Flexible Manufacturing and Mass Customization
Central to the concept of economies of scale is the idea that the best way to achieve high efficiency, and hence low unit costs, is through the mass production of a standardized output. The trade-off implicit in this idea is between unit costs and product variety. Producing greater product variety from a factory implies shorter production runs, which in turn implies an inability to realize economies of scale. That is, wide product variety makes it difficult for a company to increase its production efficiency and thus reduce its unit costs. According to this logic, the way to increase efficiency and drive down unit costs is to limit product variety and produce a standardized product in large volumes.
This view of production efficiency has been challenged by the rise of flexible manufacturing technologies. The term flexible manufacturing technology—or lean production, as it is often called—covers a range of manufacturing technologies designed to (1) reduce setup times for complex equipment, (2) increase the utilization of individual machines through better scheduling, and (3) improve quality control at all stages of the manufacturing process.12 Flexible manufacturing technologies allow the company to produce a wider variety of end products at a unit cost that at one time could be achieved only through the mass production of a standardized output. Research suggests the adoption of flexible manufacturing technologies may actually increase efficiency and lower unit costs relative to what can be achieved by the mass production of a standardized output, while at the same time enabling the company to customize its product offering to a much greater extent than was once thought possible. The term mass customization has been coined to describe the ability of companies to use flexible manufacturing technology to reconcile two goals that were once thought to be incompatible—low cost and product customization.13 Flexible manufacturing technologies vary in their sophistication and complexity.
Flexible Manufacturing Technology (Lean Production)
Manufacturing technology designed to improve job scheduling, reduce setup time, and improve quality control.
The production of a variety of end products at a unit cost that could once be achieved only through mass production of a standardized output.
One of the most famous examples of a flexible manufacturing technology, Toyota’s production system, has been credited with making Toyota the most efficient auto company in the world. (Despite Toyota’s recent problems with sudden uncontrolled acceleration, the company continues to be an efficient producer of high-quality automobiles, according to JD Power, which produces an annual quality survey. Toyota’s Lexus models continue to top JD Power’s quality rankings.14) Toyota’s flexible manufacturing system was developed by one of the company’s engineers, Taiichi Ohno. After working at Toyota for five years and visiting Ford’s U.S. plants, Ohno became convinced that the mass production philosophy for making cars was flawed. He saw numerous problems with mass production.
First, long production runs created massive inventories that had to be stored in large warehouses. This was expensive, both because of the cost of warehousing and because inventories tied up capital in unproductive uses. Second, if the initial machine settings were wrong, long production runs resulted in the production of a large number of defects (i.e., waste). Third, the mass production system was unable to accommodate consumer preferences for product diversity.
In response, Ohno looked for ways to make shorter production runs economical. He developed a number of techniques designed to reduce setup times for production equipment (a major source of fixed costs). By using a system of levers and pulleys, he reduced the time required to change dyes on stamping equipment from a full day in 1950 to three minutes by 1971. This made small production runs economical, which allowed Toyota to respond better to consumer demands for product diversity.
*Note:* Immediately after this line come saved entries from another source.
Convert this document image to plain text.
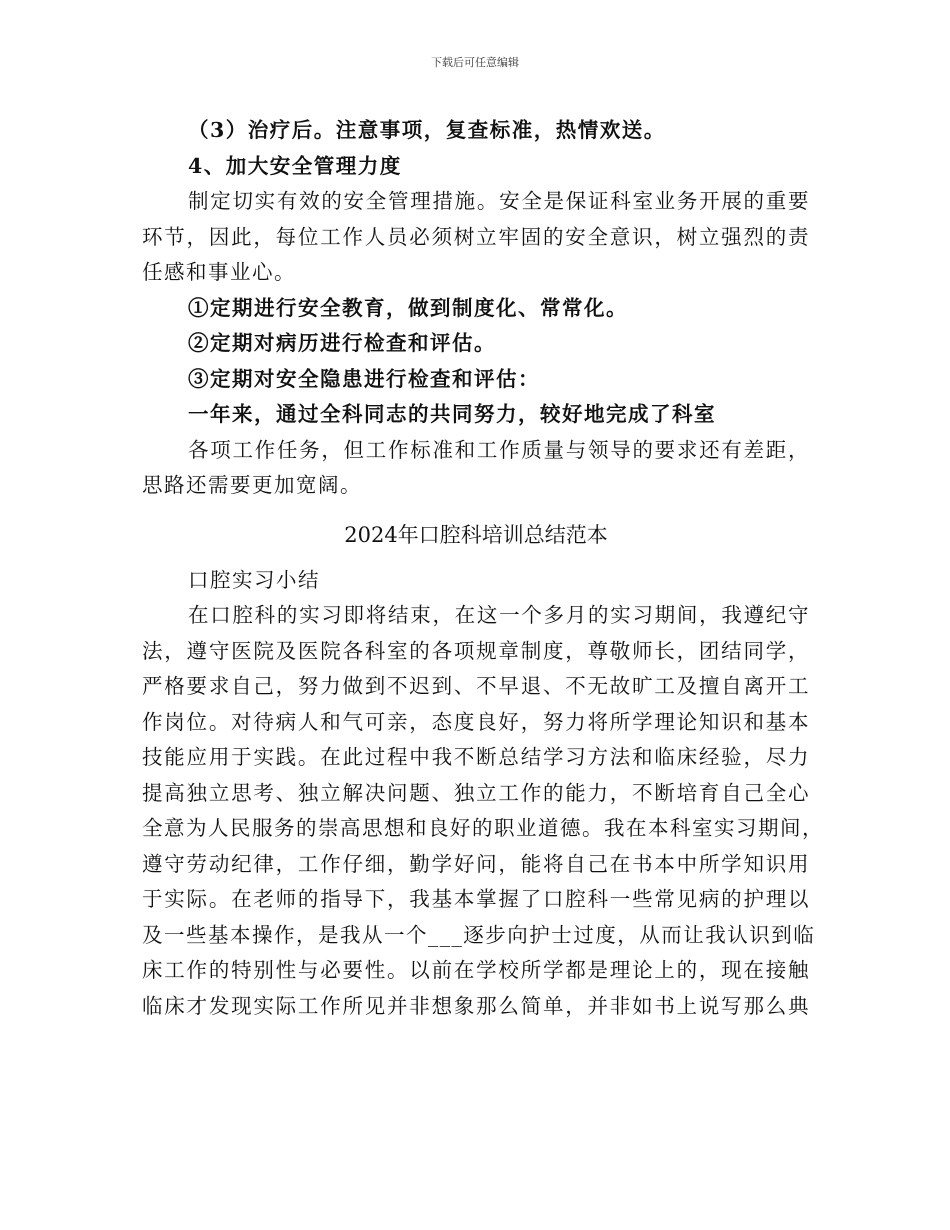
下载后可任意编辑

（3）治疗后。注意事项，复查标准，热情欢送。

4、加大安全管理力度

制定切实有效的安全管理措施。安全是保证科室业务开展的重要

环节，因此，每位工作人员必须树立牢固的安全意识，树立强烈的责

任感和事业心。

①定期进行安全教育，做到制度化、常常化。

②定期对病历进行检查和评估。

③定期对安全隐患进行检查和评估：

一年来，通过全科同志的共同努力，较好地完成了科室

各项工作任务，但工作标准和工作质量与领导的要求还有差距，

思路还需要更加宽阔。

2024年口腔科培训总结范本

口腔实习小结

在口腔科的实习即将结束，在这一个多月的实习期间，我遵纪守

法，遵守医院及医院各科室的各项规章制度，尊敬师长，团结同学，

严格要求自己，努力做到不迟到、不早退、不无故旷工及擅自离开工

作岗位。对待病人和气可亲，态度良好，努力将所学理论知识和基本

技能应用于实践。在此过程中我不断总结学习方法和临床经验，尽力

提高独立思考、独立解决问题、独立工作的能力，不断培育自己全心

全意为人民服务的崇高思想和良好的职业道德。我在本科室实习期间，

遵守劳动纪律，工作仔细，勤学好问，能将自己在书本中所学知识用

于实际。在老师的指导下，我基本掌握了口腔科一些常见病的护理以

及一些基本操作，是我从一个___逐步向护士过度，从而让我认识到临

床工作的特别性与必要性。以前在学校所学都是理论上的，现在接触

临床才发现实际工作所见并非想象那么简单，并非如书上说写那么典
Small production runs also eliminated the need to hold large inventories, thereby reducing warehousing costs. Plus, small product runs and the lack of inventory meant that defective parts were produced only in small numbers and entered the assembly process immediately. This reduced waste and helped trace defects back to their source to fix the problem. In sum, these innovations enabled Toyota to produce a more diverse product range at a lower unit cost than was possible with conventional mass production.15
Flexible machine cells are another common flexible manufacturing technology. A flexible machine cell is a grouping of various types of machinery, a common materials handler, and a centralized cell controller (computer). Each cell normally contains four to six machines capable of performing a variety of operations. The typical cell is dedicated to the production of a family of parts or products. The settings on machines are computer controlled, which allows each cell to switch quickly between the production of different parts or products.